Если бы Женька решила уехать, меня бы это вполне устроило.
Как я ни храбрилась, а предстоящая ночь меня тревожила. Но Женька, как назло,
решила внять голосу разума.
Через полчаса мы двигали по тропинке в сторону деревни и
вскоре вышли к дому, что находился ближе к реке. Возле калитки стоял джип
ярко-красного цвета с московскими номерами.
– «Мерседес», – кивнула на машину Женька. –
Не бедные люди здесь отдыхают.
– Рыбак, наверное, или охотник.
– Анфиса, соберись, кто ж на таких тачках рыбачить
ездит?
Ольгу Степановну мы дома не застали. Калитка была заперта,
и, сколько мы ни звонили, никто на крыльце не появился. Я заглянула в щель
между досками забора и убедилась, что моя машина стоит под навесом. Больше
ничего увидеть не удалось.
– Зайдем на обратном пути, – предложила я.
Пройдя вдоль реки, мы обнаружили тропинку, которая вела к
церкви, и поднялись по ней. Возле девятого дома заметили Надежду Николаевну, она
как раз поднялась на крыльцо и даже взялась за ручку двери, но, увидев нас,
остановилась и теперь, держа руку козырьком – прикрываясь от солнца, ждала,
когда мы подойдем ближе.
– Здравствуйте, – крикнула Женька и помахала ей
рукой, повернулась ко мне и сказала, понизив голос: – Спросим у нее про
художника?
– Конечно.
– Прогуляться решили? – задала вопрос Надежда
Николаевна, когда мы почти поравнялись с ней.
– Да. Пройдемся немного. А вы не подскажете, где живет
Лаврушин?
– Кто такой?
– Художник…
– А… значит, в том конце деревни дом, третий от
поворота. Или тот, что рядом. Там художники живут, ругаются постоянно.
– С кем? – не поняла я.
– Промеж собой у них война. Один другого рисовать учит.
Оба неуступчивые, страсть. Так раскричатся, у нас слыхать. Одного Олегом зовут,
Олег Евгеньевич, а другого Виктором, фамилий я не знаю. А на что они вам?

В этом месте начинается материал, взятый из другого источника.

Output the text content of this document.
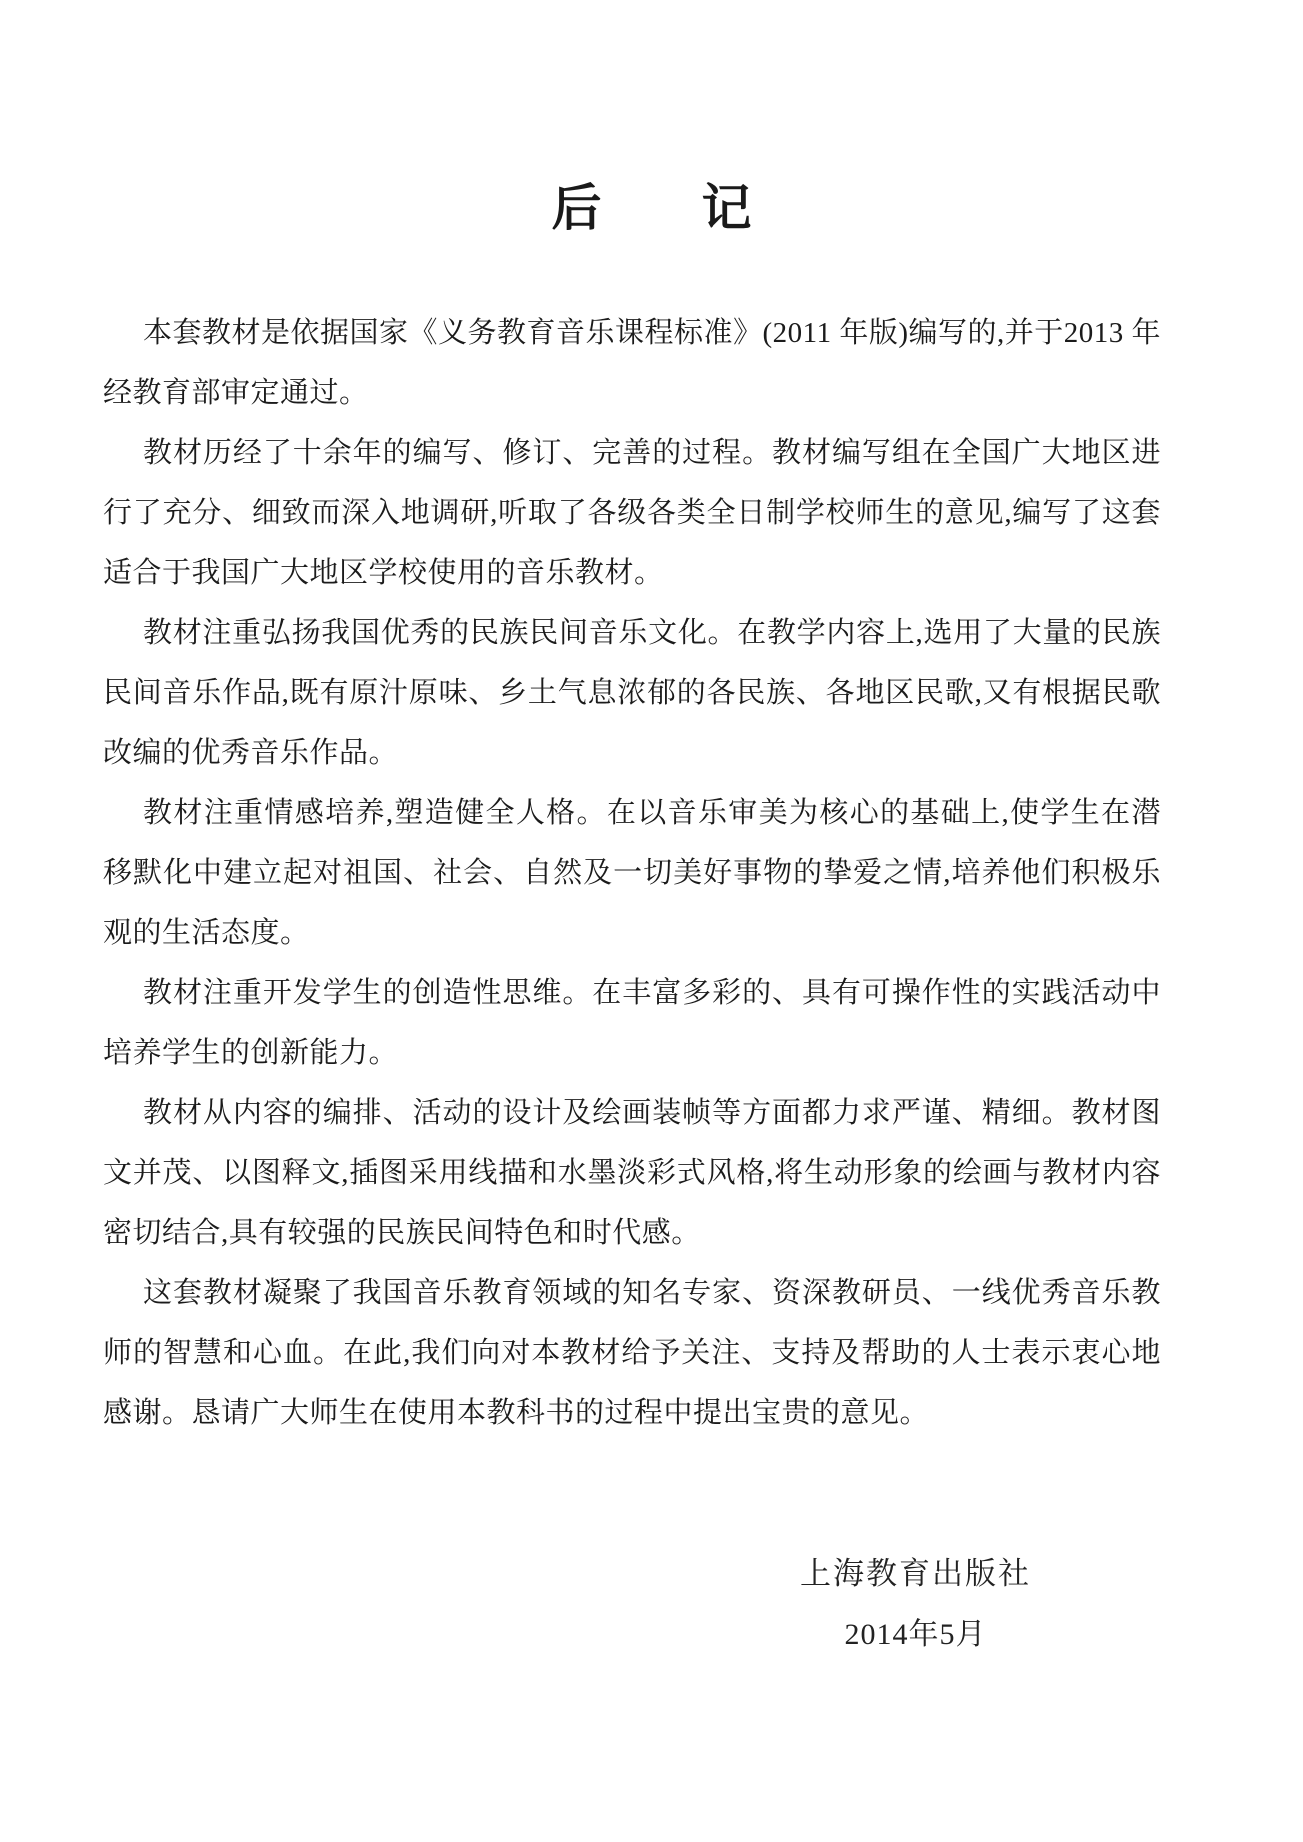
后　　记

本套教材是依据国家《义务教育音乐课程标准》(2011 年版)编写的,并于2013 年经教育部审定通过。

教材历经了十余年的编写、修订、完善的过程。教材编写组在全国广大地区进行了充分、细致而深入地调研,听取了各级各类全日制学校师生的意见,编写了这套适合于我国广大地区学校使用的音乐教材。

教材注重弘扬我国优秀的民族民间音乐文化。在教学内容上,选用了大量的民族民间音乐作品,既有原汁原味、乡土气息浓郁的各民族、各地区民歌,又有根据民歌改编的优秀音乐作品。

教材注重情感培养,塑造健全人格。在以音乐审美为核心的基础上,使学生在潜移默化中建立起对祖国、社会、自然及一切美好事物的挚爱之情,培养他们积极乐观的生活态度。

教材注重开发学生的创造性思维。在丰富多彩的、具有可操作性的实践活动中培养学生的创新能力。

教材从内容的编排、活动的设计及绘画装帧等方面都力求严谨、精细。教材图文并茂、以图释文,插图采用线描和水墨淡彩式风格,将生动形象的绘画与教材内容密切结合,具有较强的民族民间特色和时代感。

这套教材凝聚了我国音乐教育领域的知名专家、资深教研员、一线优秀音乐教师的智慧和心血。在此,我们向对本教材给予关注、支持及帮助的人士表示衷心地感谢。恳请广大师生在使用本教科书的过程中提出宝贵的意见。

上海教育出版社
2014年5月
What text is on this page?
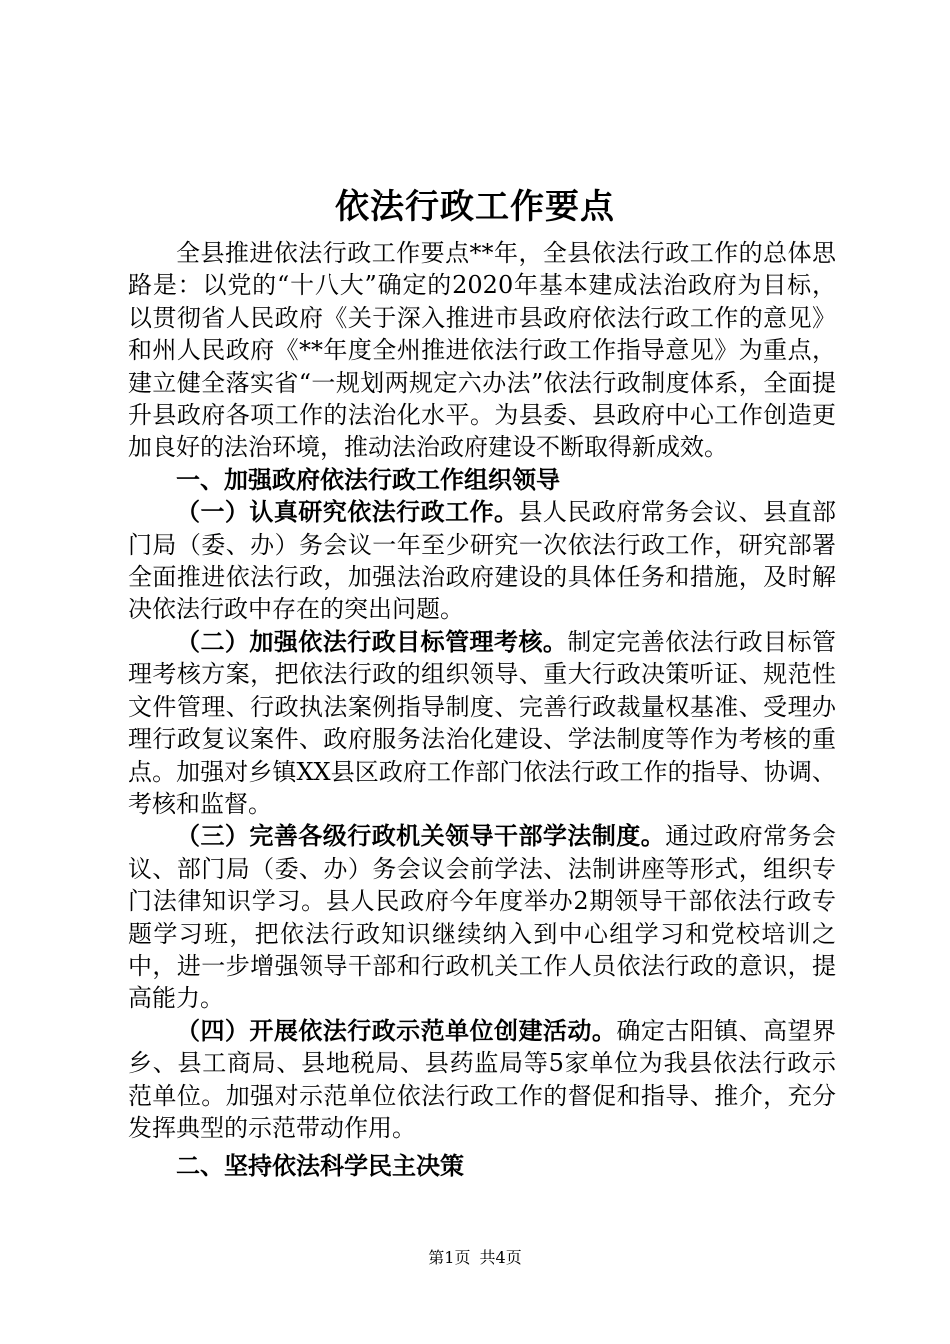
依法行政工作要点

全县推进依法行政工作要点**年，全县依法行政工作的总体思路是：以党的“十八大”确定的2020年基本建成法治政府为目标，以贯彻省人民政府《关于深入推进市县政府依法行政工作的意见》和州人民政府《**年度全州推进依法行政工作指导意见》为重点，建立健全落实省“一规划两规定六办法”依法行政制度体系，全面提升县政府各项工作的法治化水平。为县委、县政府中心工作创造更加良好的法治环境，推动法治政府建设不断取得新成效。

一、加强政府依法行政工作组织领导

（一）认真研究依法行政工作。县人民政府常务会议、县直部门局（委、办）务会议一年至少研究一次依法行政工作，研究部署全面推进依法行政，加强法治政府建设的具体任务和措施，及时解决依法行政中存在的突出问题。

（二）加强依法行政目标管理考核。制定完善依法行政目标管理考核方案，把依法行政的组织领导、重大行政决策听证、规范性文件管理、行政执法案例指导制度、完善行政裁量权基准、受理办理行政复议案件、政府服务法治化建设、学法制度等作为考核的重点。加强对乡镇XX县区政府工作部门依法行政工作的指导、协调、考核和监督。

（三）完善各级行政机关领导干部学法制度。通过政府常务会议、部门局（委、办）务会议会前学法、法制讲座等形式，组织专门法律知识学习。县人民政府今年度举办2期领导干部依法行政专题学习班，把依法行政知识继续纳入到中心组学习和党校培训之中，进一步增强领导干部和行政机关工作人员依法行政的意识，提高能力。

（四）开展依法行政示范单位创建活动。确定古阳镇、高望界乡、县工商局、县地税局、县药监局等5家单位为我县依法行政示范单位。加强对示范单位依法行政工作的督促和指导、推介，充分发挥典型的示范带动作用。

二、坚持依法科学民主决策

第1页 共4页
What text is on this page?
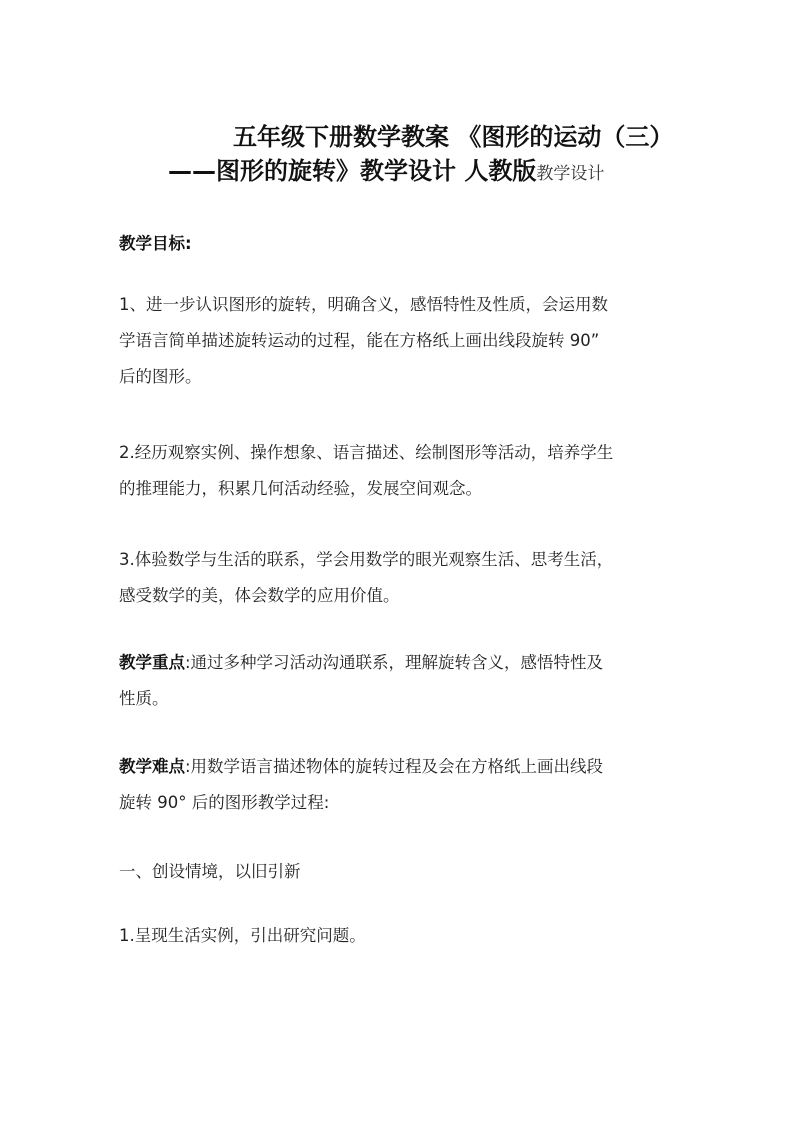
五年级下册数学教案 《图形的运动（三）
——图形的旋转》教学设计 人教版教学设计
教学目标:
1、进一步认识图形的旋转，明确含义，感悟特性及性质，会运用数
学语言简单描述旋转运动的过程，能在方格纸上画出线段旋转 90”
后的图形。
2.经历观察实例、操作想象、语言描述、绘制图形等活动，培养学生
的推理能力，积累几何活动经验，发展空间观念。
3.体验数学与生活的联系，学会用数学的眼光观察生活、思考生活，
感受数学的美，体会数学的应用价值。
教学重点:通过多种学习活动沟通联系，理解旋转含义，感悟特性及
性质。
教学难点:用数学语言描述物体的旋转过程及会在方格纸上画出线段
旋转 90° 后的图形教学过程:
一、创设情境，以旧引新
1.呈现生活实例，引出研究问题。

– Лаврушин хотел дом купить, – ответила Женька.
– Какой дом? – удивилась Надежда Николаевна.
– Тетушкин…
– Почто ему дом, у него свой есть.
– Он не себе, а другу, кажется.
– Ну, если только другу… хотя другу такой дом вряд ли
посватаешь. – Она вдруг хихикнула и подмигнула нам. Мы с Женькой
растерянно переглянулись.
– Что вы имеете в виду? – неуверенно спросила я.
Женщина кашлянула, убрав с лица ухмылку, и пожала плечами.
– Ну, так дом-то… старый совсем, – бодро закончила
она и опять улыбнулась. – Как вам спалось на новом месте? Никто не
беспокоил?
– Нет. А у вас что, в деревне обычно шумно?
– В деревне-то у нас тихо. Это я так, на всякий случай
спрашиваю. Идите к художнику-то, идите, вот как раз по той дорожке.
Она открыла дверь и поспешно за ней скрылась, а мы с Женькой
в полном обалдении пошли дальше.
– Анфиса, здесь что-то не так. Не зря она спросила… Кто
нас должен был беспокоить? Ох, чует мое сердце…
– Надо было ее как следует расспросить, – кивнула
я. – Может, вернемся?
– Ты же видела, она сразу в дом метнулась, наверное,
поняла, что проговорилась. Я как увидела вчера родовое гнездо, сразу поняла: с
ним что-то не так.
– Что не так? Я тебя умоляю… Конечно, тетка что-то
недоговаривает, может, ей известны те самые люди, которые на твой дом
претендуют? И она предположила, что они как-то себя проявили? Потом поняла, что
проговорилась, и поспешила уйти.
Женька насупилась, но ничего не ответила. Подозреваю, что
глупых мыслей в ее голове прибавилось.
Между тем мы успели дойти до конца улицы, отсчитали от
поворота третий дом и направились к нему. Он был деревянный, наличники на окнах
отсутствовали, из щелей торчала пакля, а вместо крыльца был сделан настил. Дом
оказался недостроенным, хотя успел потемнеть от времени, а кирпичи фундамента в
некоторых местах искрошились. Дом, что стоял ближе к нам, был оштукатурен и
расписан подсолнухами, бабочками и колибри. Маленькие птички с характерным
хвостиком и клювом точно были колибри, хотя подсолнухи скорее напоминали о
безбрежных полях юга России. Аккуратный заборчик был покрашен, а у соседского
доски смотрели в разные стороны и тоже успели почернеть.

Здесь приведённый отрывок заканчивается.